The task feed hangouts from last week:

  • Youtube link of the task feed meeting 1: watch
  • Youtube link of the task feed meeting 2: watch

Michael's synthesized needs:

  • to find new tasks that will maximize income (reduce uncertainty in payment, rejection, maximize certainty in what will be asked of me and how quickly I can do it)
  • to find new tasks that fit my expertise profile
  • to refind old requesters' new tasks, since I know I like them

In addition...

  • to identify tasks I can do on my own time
  • to learn new skills

Task Authoring

Our goal for this week is to converge on a single well-defined methods section. By the end of the week, we want to produce a very specific proposal detailing exactly what needs to be built/done in order to embark on our study. You all wrote a bunch of great proposals last week, and we want to extract the best ideas so that we can synthesize a single system design.

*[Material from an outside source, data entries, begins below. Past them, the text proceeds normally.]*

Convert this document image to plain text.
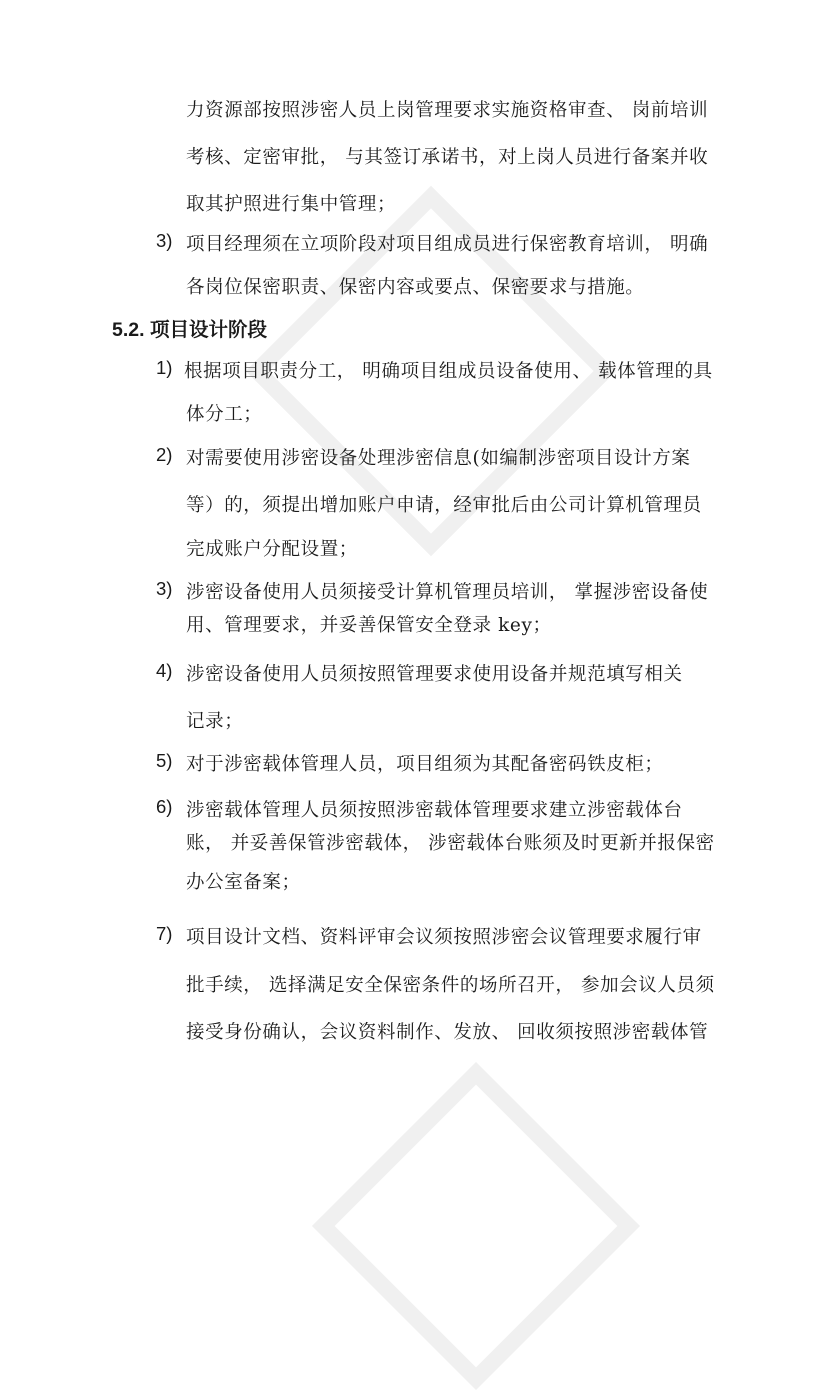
力资源部按照涉密人员上岗管理要求实施资格审查、 岗前培训
考核、定密审批， 与其签订承诺书，对上岗人员进行备案并收
取其护照进行集中管理；
3) 项目经理须在立项阶段对项目组成员进行保密教育培训， 明确
各岗位保密职责、保密内容或要点、保密要求与措施。
5.2. 项目设计阶段
1) 根据项目职责分工， 明确项目组成员设备使用、 载体管理的具
体分工；
2) 对需要使用涉密设备处理涉密信息(如编制涉密项目设计方案
等）的，须提出增加账户申请，经审批后由公司计算机管理员
完成账户分配设置；
3) 涉密设备使用人员须接受计算机管理员培训， 掌握涉密设备使
用、管理要求，并妥善保管安全登录 key；
4) 涉密设备使用人员须按照管理要求使用设备并规范填写相关
记录；
5) 对于涉密载体管理人员，项目组须为其配备密码铁皮柜；
6) 涉密载体管理人员须按照涉密载体管理要求建立涉密载体台
账， 并妥善保管涉密载体， 涉密载体台账须及时更新并报保密
办公室备案；
7) 项目设计文档、资料评审会议须按照涉密会议管理要求履行审
批手续， 选择满足安全保密条件的场所召开， 参加会议人员须
接受身份确认，会议资料制作、发放、 回收须按照涉密载体管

By Wednesday morning 9 am PST, read each of last week’s submissions on Meteor and write comments in an “I like / I wishstyle. For example, “I like how your proposal explores at the motivation of workers to help requesters author their tasks” and “I wish your design accounted for workers with different level of experience.” Please leave your comments on the task-author ideas submitted, last week; via comments section on the meteor website.

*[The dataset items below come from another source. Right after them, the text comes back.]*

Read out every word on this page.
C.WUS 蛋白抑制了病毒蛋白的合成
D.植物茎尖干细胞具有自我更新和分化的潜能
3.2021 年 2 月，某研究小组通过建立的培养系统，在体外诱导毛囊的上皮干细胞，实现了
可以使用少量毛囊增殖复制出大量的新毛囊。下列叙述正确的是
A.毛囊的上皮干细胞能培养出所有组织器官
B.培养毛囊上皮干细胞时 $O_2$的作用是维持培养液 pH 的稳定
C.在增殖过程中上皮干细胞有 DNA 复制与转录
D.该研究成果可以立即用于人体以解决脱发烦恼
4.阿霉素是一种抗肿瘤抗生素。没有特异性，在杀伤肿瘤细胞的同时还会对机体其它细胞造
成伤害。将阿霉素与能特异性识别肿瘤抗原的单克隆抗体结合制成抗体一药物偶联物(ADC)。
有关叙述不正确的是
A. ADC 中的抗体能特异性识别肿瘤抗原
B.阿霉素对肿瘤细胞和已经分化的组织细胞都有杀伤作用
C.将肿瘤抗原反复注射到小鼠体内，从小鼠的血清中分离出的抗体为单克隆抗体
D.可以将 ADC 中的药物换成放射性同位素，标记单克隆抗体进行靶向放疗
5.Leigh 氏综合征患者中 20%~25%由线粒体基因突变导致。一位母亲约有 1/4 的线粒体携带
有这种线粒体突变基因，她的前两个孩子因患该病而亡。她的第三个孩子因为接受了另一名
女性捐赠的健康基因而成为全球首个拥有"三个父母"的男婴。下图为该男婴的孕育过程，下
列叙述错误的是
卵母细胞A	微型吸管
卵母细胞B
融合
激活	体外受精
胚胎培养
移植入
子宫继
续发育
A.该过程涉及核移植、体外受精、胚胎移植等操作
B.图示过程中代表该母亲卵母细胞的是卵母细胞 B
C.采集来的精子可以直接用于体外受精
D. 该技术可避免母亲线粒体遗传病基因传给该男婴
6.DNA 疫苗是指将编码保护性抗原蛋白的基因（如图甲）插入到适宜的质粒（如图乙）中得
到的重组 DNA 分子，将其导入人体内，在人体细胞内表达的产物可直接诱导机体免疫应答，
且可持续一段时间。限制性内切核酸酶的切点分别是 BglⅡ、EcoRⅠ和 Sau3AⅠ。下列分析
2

On Wednesday from 8pm-10pm PST, @michaelbernstein will lead a hangout to synthesize these ideas and outline a single proposal. We will then take this outline and fill in any missing details during the rest of the week and create a single well-written systems section. RSVP here or watch here.

Proposal

We will now be writing up a single Task Authoring Methods Proposal together here for the conference submission. Please pick a section (or create your own) in the doc below and start adding content!

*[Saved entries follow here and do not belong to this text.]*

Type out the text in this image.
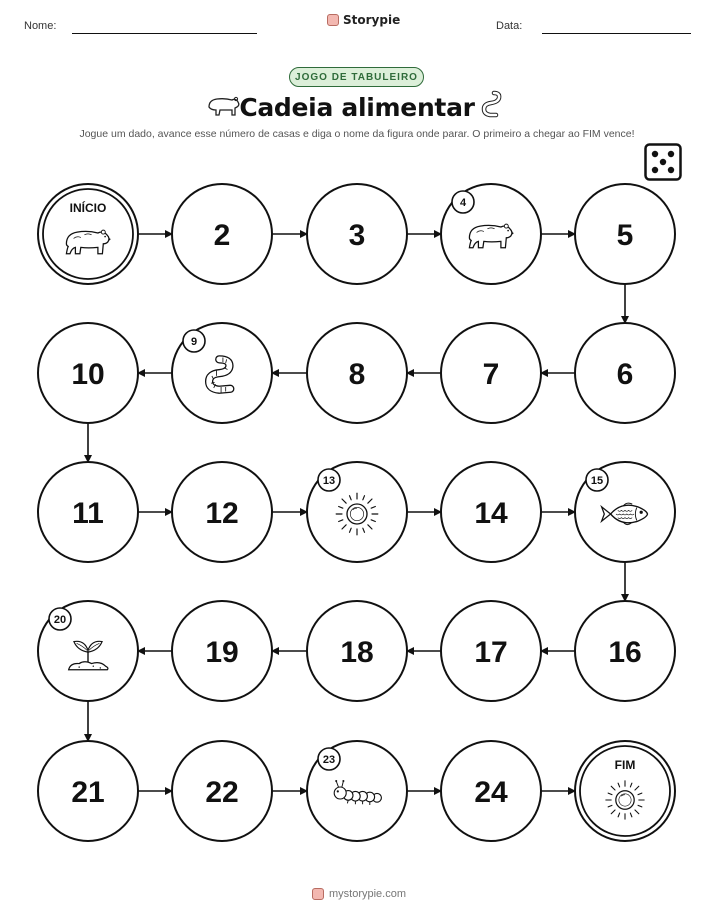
Nome:	Storypie	Data:
JOGO DE TABULEIRO
Cadeia alimentar
Jogue um dado, avance esse número de casas e diga o nome da figura onde parar. O primeiro a chegar ao FIM vence!
INÍCIO
2	3
4
5
6
7
8
9
10
11	12
13
14
15
16
17
18
19
20
21	22
23
24
FIM
mystorypie.com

Volunteer to be a requester

The taskauthoring folks are looking for a couple volunteers to create some tasks for three datasets we have. We give you the task and some example input/outputs, and you try to write a task interface in Mechanical Turk that will get workers to produce the right answers.

If you are interested, please ping @catherine.mullings

Open Gov and Design

Check out this week's meeting, and based on the open gov discussions here - create a mock, minimal design within Daemo. Think about questions like: how does it work as a system? how it would fit in Daemo? Like, walk us through. I’m a new worker on Daemo. What do I do? Am I already part of a guild? How do I get into one? How do I get work once I’m in one? What if the requester doesn’t like what I do? And how does all this solve the reputation problem?

You can use balsamic to give shape to your ideas. Design folks, come join and help move this effort forward.

Research Engineering

This weeks main issues: #77 (this is a pretty big one), #660, #509

announce in #research-engineering that you are working on a particular issue and please let the others know about the progress of the issues you are working on (so that we don't do duplicate work). You are encouraged to work together.

For any questions ping @aginzberg, @dmorina, and @shirish.goyal on Slack #research-engineering

Submission

Create a Wiki Page for your Team's Submission (Open Gov and Design)

Create a wiki page with Balsamic designs and descriptions, for the Open Gov and Design part. If you have never created a wiki page before, please see this or watch this. Once you're done, post here: http://crowdresearch.meteor.com/category/open-gov

Comment I like/I wish for your Team's Submission (Task Authoring and Task Feed)

By Wednesday morning 9 am, finish commenting for task feed; by Wednesday evening 8 pm, finish commenting for task authoring. Make these comments on the meteor website.